Brian Flax standing next to the finished framed watercolor.

Flip-over hinge details



We decided to frame it in a Studio Moulding Matte White frame that is 1 5/8" wide on the face and 2-3/8" tall outside (moulding number ST23460). We hinged it (in about 48 places since it was so curly) to an oversize piece of Rising Museum Mat Board, which was adhered to a cotton fabric-covered foam board, with 2" of the fabric showing all around the watercolor. OP2 Cast Plexiglass was used (u/v filtering) with white Framespace 3/8" spacers to keep it off the art. We built a strainer to attach to the back of the frame, so that the French Cleat used for hanging would not just be attached to the top rail of the frame. The strainer distributes the weight of the whole package across the french cleat without stressing the top rail.  We carefully packaged it up and had it delivered by our local messenger service, who had to bring it up 3 flights of exterior stairs.  It turned out great and our client was very pleased with the work.

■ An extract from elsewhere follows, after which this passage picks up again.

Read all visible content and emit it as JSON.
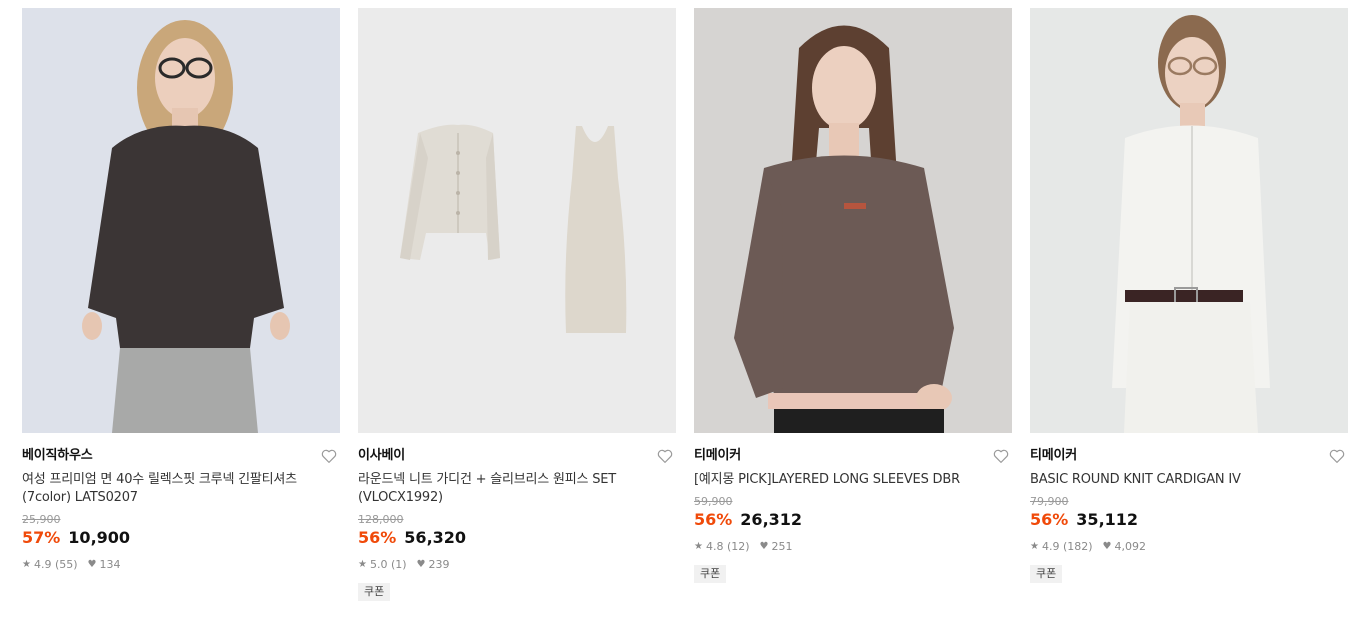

Framing designed and executed by Brian D. Flax, CPF
Photo credits:  Brian Flax
Images shown by kind permission of Sarah Cobey

Z-Bar cleat for hanging attached to top rail of wooden strainer.
At the mid-point, we attached an aluminum "Frame-Tite" cross bar to give it stability.
You can see how the strainer is toe nailed (in this case, screwed) into the inside face of the picture frame. All the weight is borne by the strainer and prevents the plexiglass from bowing and popping out.